Büyük Taarruz Anıları
17 Ağustos 1922 gününe ait bir anıyı Falih Rıfkı Bey, şöyle anlatır: “Büyük taarruz hazırlıklarından önceki günlerdeyiz. Gazi Mustafa Kemal Paşa, Keçiören’de yakın adamlarıyla Ankara’da son gecesini geçirdi. Ayrıldığı zaman bir hayli yorgundu. Yanındakilere: ‘Hücum haberini alınca hesap ediniz. On beşinci gün İzmir’deyiz’ demişti. İzmir’den dönüşünde karşılayıcılar arasında o gece beraber bulunduklarından bir ikisini görünce: ‘Bir gün yanılmışım’ dedi.”
Hacı Anesti’yi Arıyorum
Atatürk’ün sınıf arkadaşı Orgeneral Asım Gündüz’ün Sakarya Savaşı günlerine ait anılarını dinleyelim: “Yunan Genelkurmay Başkanı Hacı Anesti, cepheyi gezmiş, mevzileri görerek İzmir’e dönmüştü. Şölenin sonunda Reuter Ajansı muhabiri, Yunan Başkomutanına: ‘Cepheyi gezdiniz, Mustafa Kemal’i gördünüz mü?’ sorusuna; ‘Ne? Mustafa Kemal mi? Kim bu adam? Ben böyle bir komutan tanımıyorum.’ demişti. Mustafa Kemal Paşa, ancak palikarya ruhunun düzeyinde olan bu terbiyesizliği duyuyor, fakat vereceği cevabı gününe ve zamana bırakıyordu.

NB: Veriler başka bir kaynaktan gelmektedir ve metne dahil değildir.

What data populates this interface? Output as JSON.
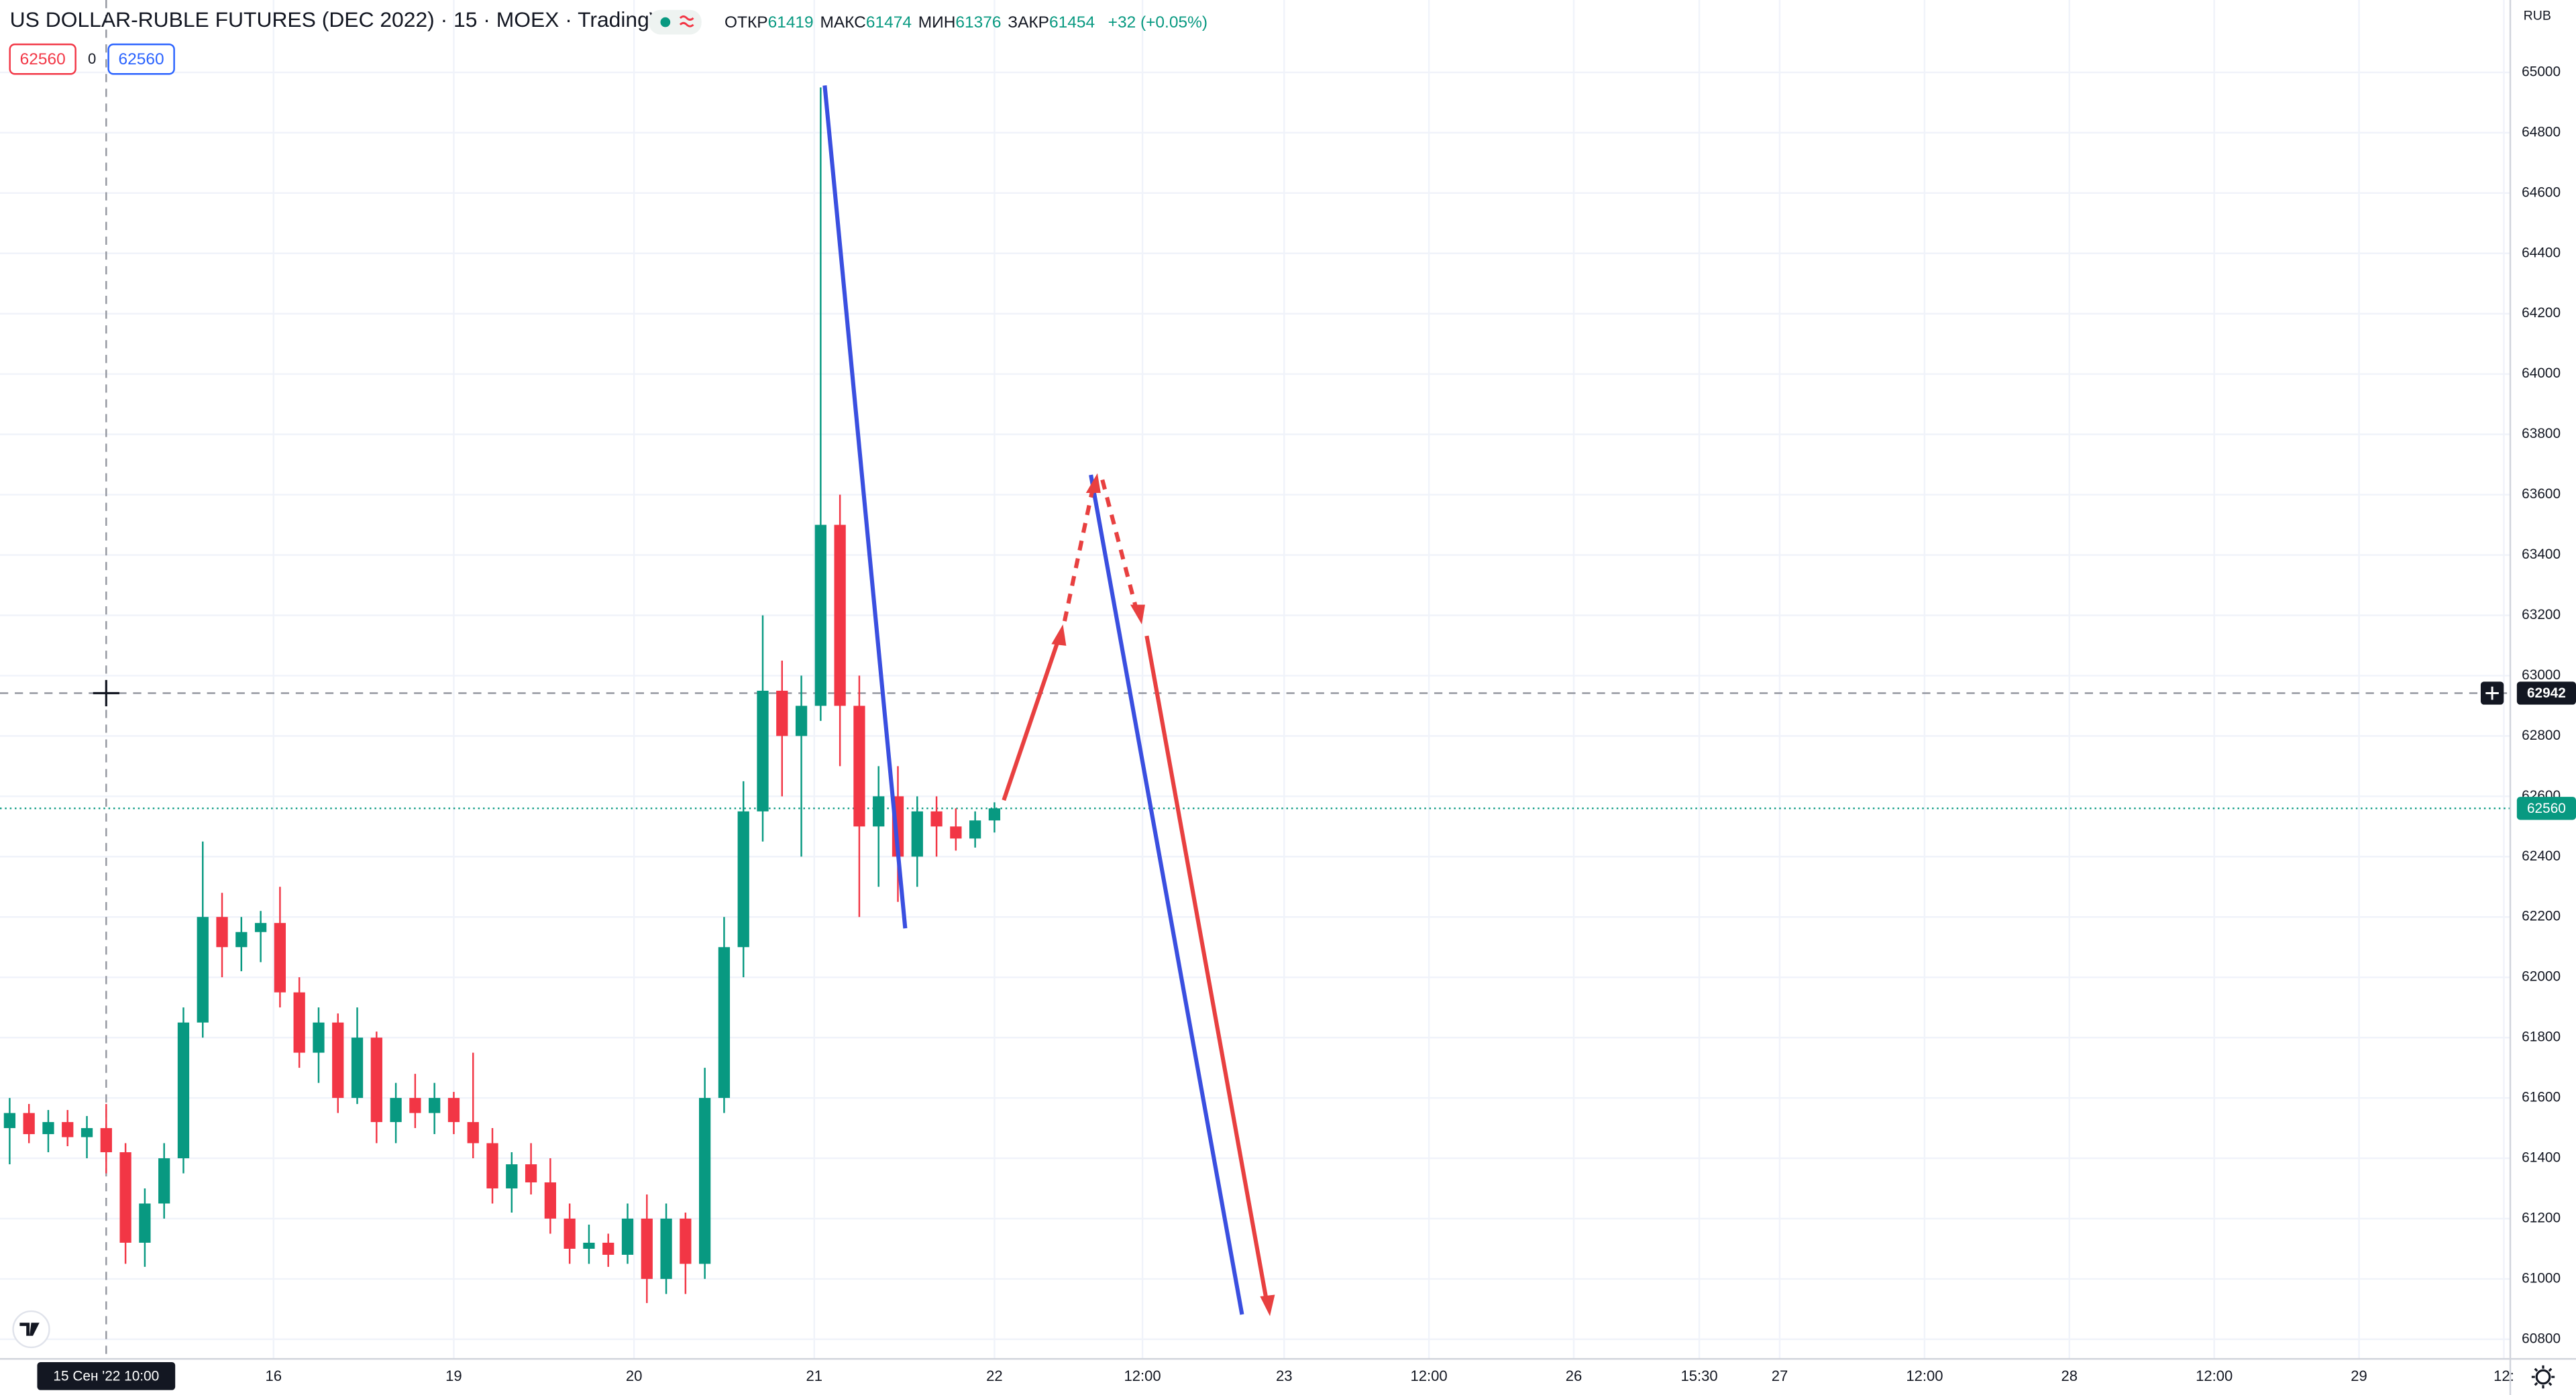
{
  "chart_data": {
    "type": "candlestick",
    "title": "US DOLLAR-RUBLE FUTURES (DEC 2022) · 15 · MOEX · TradingView",
    "legend": {
      "open_label": "ОТКР",
      "open": 61419,
      "high_label": "МАКС",
      "high": 61474,
      "low_label": "МИН",
      "low": 61376,
      "close_label": "ЗАКР",
      "close": 61454,
      "change": "+32 (+0.05%)"
    },
    "order_panel": {
      "sell": 62560,
      "spread": 0,
      "buy": 62560
    },
    "currency": "RUB",
    "last_price": 62560,
    "crosshair_price": 62942,
    "crosshair_time": {
      "value": 33,
      "label": "15 Сен '22 10:00"
    },
    "up_color": "#089981",
    "down_color": "#f23645",
    "grid": true,
    "xlim": [
      0,
      780
    ],
    "xticks": [
      {
        "value": 85,
        "label": "16"
      },
      {
        "value": 141,
        "label": "19"
      },
      {
        "value": 197,
        "label": "20"
      },
      {
        "value": 253,
        "label": "21"
      },
      {
        "value": 309,
        "label": "22"
      },
      {
        "value": 355,
        "label": "12:00"
      },
      {
        "value": 399,
        "label": "23"
      },
      {
        "value": 444,
        "label": "12:00"
      },
      {
        "value": 489,
        "label": "26"
      },
      {
        "value": 528,
        "label": "15:30"
      },
      {
        "value": 553,
        "label": "27"
      },
      {
        "value": 598,
        "label": "12:00"
      },
      {
        "value": 643,
        "label": "28"
      },
      {
        "value": 688,
        "label": "12:00"
      },
      {
        "value": 733,
        "label": "29"
      },
      {
        "value": 778,
        "label": "12:"
      }
    ],
    "ylim": [
      60735,
      65240
    ],
    "yticks": [
      60800,
      61000,
      61200,
      61400,
      61600,
      61800,
      62000,
      62200,
      62400,
      62600,
      62800,
      63000,
      63200,
      63400,
      63600,
      63800,
      64000,
      64200,
      64400,
      64600,
      64800,
      65000
    ],
    "x": [
      3,
      9,
      15,
      21,
      27,
      33,
      39,
      45,
      51,
      57,
      63,
      69,
      75,
      81,
      87,
      93,
      99,
      105,
      111,
      117,
      123,
      129,
      135,
      141,
      147,
      153,
      159,
      165,
      171,
      177,
      183,
      189,
      195,
      201,
      207,
      213,
      219,
      225,
      231,
      237,
      243,
      249,
      255,
      261,
      267,
      273,
      279,
      285,
      291,
      297,
      303,
      309
    ],
    "open": [
      61500,
      61550,
      61480,
      61520,
      61470,
      61500,
      61420,
      61120,
      61250,
      61400,
      61850,
      62200,
      62100,
      62150,
      62180,
      61950,
      61750,
      61850,
      61600,
      61800,
      61520,
      61600,
      61550,
      61600,
      61520,
      61450,
      61300,
      61380,
      61320,
      61200,
      61100,
      61120,
      61080,
      61200,
      61000,
      61200,
      61050,
      61600,
      62100,
      62550,
      62950,
      62800,
      62900,
      63500,
      62900,
      62500,
      62600,
      62400,
      62550,
      62500,
      62460,
      62520
    ],
    "high": [
      61600,
      61580,
      61560,
      61560,
      61540,
      61580,
      61450,
      61300,
      61450,
      61900,
      62450,
      62280,
      62200,
      62220,
      62300,
      62000,
      61900,
      61880,
      61900,
      61820,
      61650,
      61680,
      61650,
      61620,
      61750,
      61500,
      61420,
      61450,
      61400,
      61250,
      61180,
      61150,
      61250,
      61280,
      61250,
      61220,
      61700,
      62200,
      62650,
      63200,
      63050,
      63000,
      64950,
      63600,
      63000,
      62700,
      62700,
      62600,
      62600,
      62560,
      62550,
      62580
    ],
    "low": [
      61380,
      61450,
      61420,
      61440,
      61400,
      61350,
      61050,
      61040,
      61200,
      61350,
      61800,
      62000,
      62020,
      62050,
      61900,
      61700,
      61650,
      61550,
      61580,
      61450,
      61450,
      61500,
      61480,
      61480,
      61400,
      61250,
      61220,
      61280,
      61150,
      61050,
      61050,
      61040,
      61050,
      60920,
      60950,
      60950,
      61000,
      61550,
      62000,
      62450,
      62600,
      62400,
      62850,
      62700,
      62200,
      62300,
      62250,
      62300,
      62400,
      62420,
      62430,
      62480
    ],
    "close": [
      61550,
      61480,
      61520,
      61470,
      61500,
      61420,
      61120,
      61250,
      61400,
      61850,
      62200,
      62100,
      62150,
      62180,
      61950,
      61750,
      61850,
      61600,
      61800,
      61520,
      61600,
      61550,
      61600,
      61520,
      61450,
      61300,
      61380,
      61320,
      61200,
      61100,
      61120,
      61080,
      61200,
      61000,
      61200,
      61050,
      61600,
      62100,
      62550,
      62950,
      62800,
      62900,
      63500,
      62900,
      62500,
      62600,
      62400,
      62550,
      62500,
      62460,
      62520,
      62560
    ]
  }
}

İşte bu zaman; 9 Eylül 1922 günü gelmişti. Son Yunan kırıntıları da İzmir sularına gömülmüştü. Yirminci yüzyılın en büyük zaferinin Türk Başkomutanı, artık kendisinin çevresinde olan aynı Reuter Ajansı muhabirine kendisine yakışan zarif gülümsemesiyle soruyor; ‘İki haftadır cephedeyim. Her tarafta Hacı Anesti’yi arıyorum, gördünüz mü?’”
Zafer Telgrafı
Muzaffer Türk Ordusu, İzmir’de 9 Eylül 1922 günü, Başkomutan Mustafa Kemal Paşa, Temsilciler Heyeti Başkanı Rauf Bey’e şu telgrafı çekmiştir: “Birliklerimiz İzmir doğu sırtlarında düşmanın son direnişini kırdıktan sonra bu gün 9 Eylül 1922, mağlup düşmanla birlikte İzmir’imize zaferle girdi. Vapurlara binmesi yasaklanan düşman subayları ve erleri teslim olmaktadır. Ben yarın öğleden itibaren İzmir’de bulunacağım.” Aynı akşam, Başkomutan, Türk ordusuna şu kutlama mesajını göndermiştir:
“İlk verdiğim Akdeniz hedefine varmakta orduların gösterdiği gayreti ve fedakârlığı saygı ve takdirle anarım. Elde edilen büyük zaferin gerçek yaratıcısı olan değerli arkadaşlarıma samimiyetimle teşekkür ve tebriklerimi bildiririm. Orduların, bundan sonra verilecek hedeflerin alınmasında da aynı başarı ve fedakârlığı gösterme yarışına gireceğine inancım tamdır.”